Management practices, soil properties and productivity in ecologically-intensified rice-based cropping systems
2015
Orpiano, R.G.
A study was conducted to determine the spatial variation in soil properties and productivity for three rice-based systems in unreplicated 4-ha plots. The systems included rice-rice on puddled soil with flood irrigation and rice-mungbean-rice and maize-rice-rice puddled soils with overhead spinkler irrigation. In the rice-rice system on puddled soils with overhead spinker irrigation. In the rice-rice system on pulled soil, spatial variation of soil penetration resistance (PR) in the plow layer (0-0.15 m depth) was high. It was positively associated with saturated hydraulic conductivity (K sub sat), negatively correlated with effective depth, and negatively correlated with yield of transplanted rice. In the rice-mungbean-rice system on non-puddled soil, spatial variation of K sub sat was high and negatively correlated to soil water and yield of mungbean and subsequent dry-seeded rice.
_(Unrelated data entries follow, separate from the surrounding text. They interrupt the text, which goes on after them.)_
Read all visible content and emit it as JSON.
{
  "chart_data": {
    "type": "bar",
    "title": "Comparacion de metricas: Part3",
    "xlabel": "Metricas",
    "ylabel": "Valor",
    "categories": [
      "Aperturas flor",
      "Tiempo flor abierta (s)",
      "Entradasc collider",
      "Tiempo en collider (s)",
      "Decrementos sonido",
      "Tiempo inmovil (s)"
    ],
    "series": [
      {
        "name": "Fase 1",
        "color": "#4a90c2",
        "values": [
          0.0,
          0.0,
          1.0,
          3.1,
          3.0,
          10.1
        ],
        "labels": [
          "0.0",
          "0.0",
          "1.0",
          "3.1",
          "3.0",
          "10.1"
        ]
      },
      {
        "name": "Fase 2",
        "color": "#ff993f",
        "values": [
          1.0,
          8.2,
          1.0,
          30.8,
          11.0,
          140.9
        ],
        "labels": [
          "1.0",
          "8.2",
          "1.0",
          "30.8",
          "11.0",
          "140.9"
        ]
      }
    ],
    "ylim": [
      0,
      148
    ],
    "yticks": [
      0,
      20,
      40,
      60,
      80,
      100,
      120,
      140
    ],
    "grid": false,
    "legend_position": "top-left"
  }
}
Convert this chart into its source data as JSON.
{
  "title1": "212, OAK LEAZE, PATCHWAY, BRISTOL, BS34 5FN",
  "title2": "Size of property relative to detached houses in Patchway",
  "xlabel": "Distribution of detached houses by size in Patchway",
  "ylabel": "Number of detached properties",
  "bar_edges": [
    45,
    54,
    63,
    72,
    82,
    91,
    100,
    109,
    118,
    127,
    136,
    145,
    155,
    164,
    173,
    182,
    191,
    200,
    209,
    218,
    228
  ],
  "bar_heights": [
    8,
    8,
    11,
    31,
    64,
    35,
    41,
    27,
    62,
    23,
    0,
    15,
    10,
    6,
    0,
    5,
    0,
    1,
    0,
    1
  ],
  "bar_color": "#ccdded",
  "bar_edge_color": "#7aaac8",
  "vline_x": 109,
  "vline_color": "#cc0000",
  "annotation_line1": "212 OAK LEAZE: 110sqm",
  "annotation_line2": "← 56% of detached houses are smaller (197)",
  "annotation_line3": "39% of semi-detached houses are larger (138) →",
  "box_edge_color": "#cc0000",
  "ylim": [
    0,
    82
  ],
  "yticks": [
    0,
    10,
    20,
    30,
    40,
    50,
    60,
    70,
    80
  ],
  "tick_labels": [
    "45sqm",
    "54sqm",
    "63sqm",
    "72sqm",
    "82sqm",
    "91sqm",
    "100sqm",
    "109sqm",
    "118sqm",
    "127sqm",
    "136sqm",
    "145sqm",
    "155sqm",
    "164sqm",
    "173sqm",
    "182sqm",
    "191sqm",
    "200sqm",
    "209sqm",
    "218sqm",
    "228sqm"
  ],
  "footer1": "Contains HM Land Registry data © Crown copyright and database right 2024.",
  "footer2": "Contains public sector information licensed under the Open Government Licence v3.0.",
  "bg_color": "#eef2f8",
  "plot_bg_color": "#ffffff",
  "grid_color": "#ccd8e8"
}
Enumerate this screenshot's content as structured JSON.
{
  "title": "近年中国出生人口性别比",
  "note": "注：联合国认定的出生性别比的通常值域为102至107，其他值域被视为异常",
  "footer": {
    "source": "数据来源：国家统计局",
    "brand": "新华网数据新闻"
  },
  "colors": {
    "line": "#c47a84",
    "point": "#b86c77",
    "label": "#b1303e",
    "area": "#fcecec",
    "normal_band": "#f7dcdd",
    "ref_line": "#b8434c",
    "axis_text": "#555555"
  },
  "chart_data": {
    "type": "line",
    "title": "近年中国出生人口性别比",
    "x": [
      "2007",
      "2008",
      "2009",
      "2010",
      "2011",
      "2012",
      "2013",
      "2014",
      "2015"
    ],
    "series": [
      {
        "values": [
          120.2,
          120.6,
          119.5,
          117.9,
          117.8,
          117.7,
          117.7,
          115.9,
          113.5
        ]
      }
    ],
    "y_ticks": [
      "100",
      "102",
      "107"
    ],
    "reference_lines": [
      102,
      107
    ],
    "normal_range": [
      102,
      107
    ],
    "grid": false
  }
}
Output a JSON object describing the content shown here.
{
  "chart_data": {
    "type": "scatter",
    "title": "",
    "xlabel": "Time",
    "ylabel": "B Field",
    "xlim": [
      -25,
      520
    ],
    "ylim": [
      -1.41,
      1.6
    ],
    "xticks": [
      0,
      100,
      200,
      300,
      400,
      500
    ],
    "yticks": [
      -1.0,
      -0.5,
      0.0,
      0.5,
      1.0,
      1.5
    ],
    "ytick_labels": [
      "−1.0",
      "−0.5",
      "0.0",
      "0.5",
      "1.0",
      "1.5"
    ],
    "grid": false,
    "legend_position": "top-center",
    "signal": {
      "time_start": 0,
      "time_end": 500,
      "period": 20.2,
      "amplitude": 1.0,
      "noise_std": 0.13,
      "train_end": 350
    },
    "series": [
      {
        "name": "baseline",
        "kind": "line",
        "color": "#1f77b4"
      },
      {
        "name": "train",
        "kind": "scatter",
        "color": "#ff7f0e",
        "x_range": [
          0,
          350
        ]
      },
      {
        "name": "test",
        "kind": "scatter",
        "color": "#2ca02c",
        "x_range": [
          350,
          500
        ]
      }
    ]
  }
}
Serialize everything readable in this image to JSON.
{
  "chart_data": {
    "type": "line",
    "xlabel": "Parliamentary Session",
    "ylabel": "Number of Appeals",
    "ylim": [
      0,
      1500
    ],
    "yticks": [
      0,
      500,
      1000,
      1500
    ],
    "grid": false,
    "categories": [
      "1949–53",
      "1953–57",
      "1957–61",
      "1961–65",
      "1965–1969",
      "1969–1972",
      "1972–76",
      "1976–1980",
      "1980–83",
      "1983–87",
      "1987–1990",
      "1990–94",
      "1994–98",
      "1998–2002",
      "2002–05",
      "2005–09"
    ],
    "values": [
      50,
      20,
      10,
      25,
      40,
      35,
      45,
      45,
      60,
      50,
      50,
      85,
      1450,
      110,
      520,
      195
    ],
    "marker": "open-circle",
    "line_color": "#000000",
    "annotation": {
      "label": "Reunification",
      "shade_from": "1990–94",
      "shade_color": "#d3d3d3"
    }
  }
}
Soil water holding capacity (WHC) correlated positively with rice yields in the two seasons. Dry-seeded rice on non-puddled soil had less water input, flowered early and yielded higher than rice established by transplanting on puddled soil. Rice-mungbean-rice had higher productivity as measured by rice equivalent yield (15.7 Mg/ha) than maize-rice-rice (11.9 Mg/ha) and rice-rice (10.1 Mg/ha). Low yield with transplanted rice was attributed to insufficient plant population and reflects the need for further refinements in mechanical transplanting to achieve high yield.